Here’s the second draft script for the upcoming whiteboard animation videos on codes. If you have any suggestions, please leave them in the reply box below!
Controlled Egress vs. Delayed Egress [Draft Script]
Ensuring the safety and security of occupants is the foremost concern in any building, but perhaps nowhere more so than in healthcare facilities. Certain types of areas such as memory care, maternity, pediatric and emergency care units face unique security needs, but until recent years these were not specifically addressed by the model codes. Delayed egress locks or alarms were typically installed in these units, but they are not always enough to deter patients or visitors from using the doors. This puts the patients at risk of elopement or, in the case of infants and children, possible abduction. However, controlled egress locks, if installed and maintained appropriately, can be an effective way of enhancing patient security in these areas without jeopardizing life safety.
The terms delayed egress and controlled egress are frequently confused, partially because of terminology changes made in the 2009, 2012, and 2015 changes to the International Building Code (the IBC).
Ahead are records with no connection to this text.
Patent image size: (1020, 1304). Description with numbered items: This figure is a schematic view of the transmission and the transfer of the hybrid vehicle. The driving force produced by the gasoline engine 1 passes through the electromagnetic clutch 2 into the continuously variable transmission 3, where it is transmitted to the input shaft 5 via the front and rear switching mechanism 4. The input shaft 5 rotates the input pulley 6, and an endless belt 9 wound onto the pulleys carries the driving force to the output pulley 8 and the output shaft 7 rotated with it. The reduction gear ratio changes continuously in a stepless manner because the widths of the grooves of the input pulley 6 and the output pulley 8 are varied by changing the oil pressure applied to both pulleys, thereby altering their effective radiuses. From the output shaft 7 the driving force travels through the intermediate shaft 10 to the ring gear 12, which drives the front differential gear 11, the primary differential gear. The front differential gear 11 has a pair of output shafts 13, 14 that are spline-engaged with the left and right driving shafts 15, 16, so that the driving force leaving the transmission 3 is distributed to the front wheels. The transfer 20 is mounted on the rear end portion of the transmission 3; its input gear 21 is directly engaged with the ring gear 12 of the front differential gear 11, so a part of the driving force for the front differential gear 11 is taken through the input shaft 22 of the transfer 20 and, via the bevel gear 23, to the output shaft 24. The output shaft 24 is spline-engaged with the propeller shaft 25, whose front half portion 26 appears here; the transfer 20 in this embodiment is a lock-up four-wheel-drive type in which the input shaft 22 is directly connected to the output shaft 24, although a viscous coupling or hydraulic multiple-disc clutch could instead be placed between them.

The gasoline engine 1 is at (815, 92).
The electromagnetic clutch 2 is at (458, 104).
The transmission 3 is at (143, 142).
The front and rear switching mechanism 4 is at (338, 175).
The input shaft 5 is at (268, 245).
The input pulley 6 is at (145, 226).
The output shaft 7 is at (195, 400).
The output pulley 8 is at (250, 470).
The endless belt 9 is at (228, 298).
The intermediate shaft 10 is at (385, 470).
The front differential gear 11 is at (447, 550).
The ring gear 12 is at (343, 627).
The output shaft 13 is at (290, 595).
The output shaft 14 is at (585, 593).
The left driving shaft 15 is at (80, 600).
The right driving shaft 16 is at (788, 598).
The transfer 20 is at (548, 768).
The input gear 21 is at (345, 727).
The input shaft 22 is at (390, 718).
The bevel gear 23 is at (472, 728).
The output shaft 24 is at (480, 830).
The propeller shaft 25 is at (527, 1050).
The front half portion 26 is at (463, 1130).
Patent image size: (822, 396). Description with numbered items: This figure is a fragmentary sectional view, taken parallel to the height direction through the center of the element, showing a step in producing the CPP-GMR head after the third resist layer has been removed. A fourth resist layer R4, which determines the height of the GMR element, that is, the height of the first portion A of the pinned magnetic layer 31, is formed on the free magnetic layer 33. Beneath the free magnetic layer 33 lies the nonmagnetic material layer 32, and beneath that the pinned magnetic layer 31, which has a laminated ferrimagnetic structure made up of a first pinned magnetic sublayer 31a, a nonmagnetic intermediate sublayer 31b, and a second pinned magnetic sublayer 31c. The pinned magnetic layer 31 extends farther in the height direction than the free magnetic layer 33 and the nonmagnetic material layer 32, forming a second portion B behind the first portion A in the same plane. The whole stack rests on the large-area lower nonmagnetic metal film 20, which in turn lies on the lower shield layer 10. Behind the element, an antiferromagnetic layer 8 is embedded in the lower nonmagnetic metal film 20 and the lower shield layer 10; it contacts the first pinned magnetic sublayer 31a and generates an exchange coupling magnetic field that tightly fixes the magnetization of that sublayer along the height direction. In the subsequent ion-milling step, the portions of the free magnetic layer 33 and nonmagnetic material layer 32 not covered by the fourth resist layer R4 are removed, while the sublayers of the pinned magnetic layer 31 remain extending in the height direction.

Although the actual requirements for controlled egress locks in healthcare facilities didn’t change much from one edition to the next, it took a couple of revisions to settle on the term “controlled egress lock,” clarifying that delayed egress locks and controlled egress locks have different requirements.
A delayed egress lock operates like this: when a 15-pound force is applied to the hardware for up to 3 seconds, an irreversible timing sequence begins (before the 2015 edition of the IBC, the time to initiate this sequence was limited to 1 second). The door remains locked on the egress side for 15 seconds (30 seconds with approval from the AHJ), and then releases to allow egress. Both NFPA 101 and the IBC contain similar requirements for delayed egress locks, but there are some slight differences – particularly with regard to the occupancy types where delayed egress locks are allowed.
There are several other important requirements that must be met to ensure occupant safety when delayed egress devices are installed. An audible alarm in the vicinity of the door must be activated once the irreversible process has been initiated. The device must be rearmed manually and must allow immediate egress (no delay) upon actuation of the automatic sprinkler system or automatic fire detection system. The IBC requires the capability of release from the fire command center or other approved locations and the NFPA 101 specifies that doors allow immediate egress (no delay) upon actuation of the sprinkler system, not more than one heat detector, or not more than two smoke detectors. Doors must also allow immediate egress (no delay) upon loss of power controlling the delayed egress lock.
Lastly, emergency lighting is required on the egress side of the door and signage is required to be mounted on the door, adjacent to the release device (the IBC specifies above and within 12″ of the door exit hardware), stating: “PUSH [PULL] UNTIL ALARM SOUNDS. DOOR CAN BE OPENED IN 15  SECONDS.” NFPA 101 further specifies a visible, durable sign with letters 1″ high minimum with 1/8″ minimum stroke width on contrasting background. The 2015 IBC has added a requirement for the signage to comply with the visual character requirements of ICC A117.1. The 2015 IBC also includes an exception for Group I occupancies where the care recipients require restraint or containment – installation of a sign is not required.
While delayed egress locks must automatically unlock 15 seconds after a building occupant actuates the device, a controlled egress lock allows the egress doors serving certain areas to remain locked until they are unlocked by staff, the automatic fire protection system, or power failure. The model code requirements addressing controlled egress in certain areas of a healthcare facility do not require the door to release automatically after a building occupant attempts to exit by pushing or pulling on the door or hardware.
The IBC does not specifically state which types of health care units can be equipped with controlled egress locks, but limits their use to Group I-1 and I-2 facilities where patients’ clinical needs require their containment. The 2015 IBC Commentary states, “The areas where controlled egress may be permitted include psychiatric areas, dementia units, Alzheimer’s units, maternity units, and newborn nurseries. Code officials may also permit these provisions in other areas such as emergency departments or pediatric areas where the safety and/or security of the occupants are of primary concern.” This helps to establish the intent of this section of the IBC, but the Authority Having Jurisdiction (AHJ) may provide additional guidance.
Beginning with the 2009 edition, NFPA 101 includes similar controlled egress requirements in Chapter 18 – New Health Care Occupancies, and Chapter 19 – Existing Health Care Occupancies. Chapter 7 of NFPA 101 also includes a section addressing delayed egress. There are variations between the model codes with regard to these two applications, so be sure to evaluate each of the criteria for both delayed and controlled egress when deciding which system is appropriate. If these requirements are carefully followed and the appropriate system is installed according to the code adopted in the project’s jurisdiction, patient security will be enhanced without jeopardizing life safety.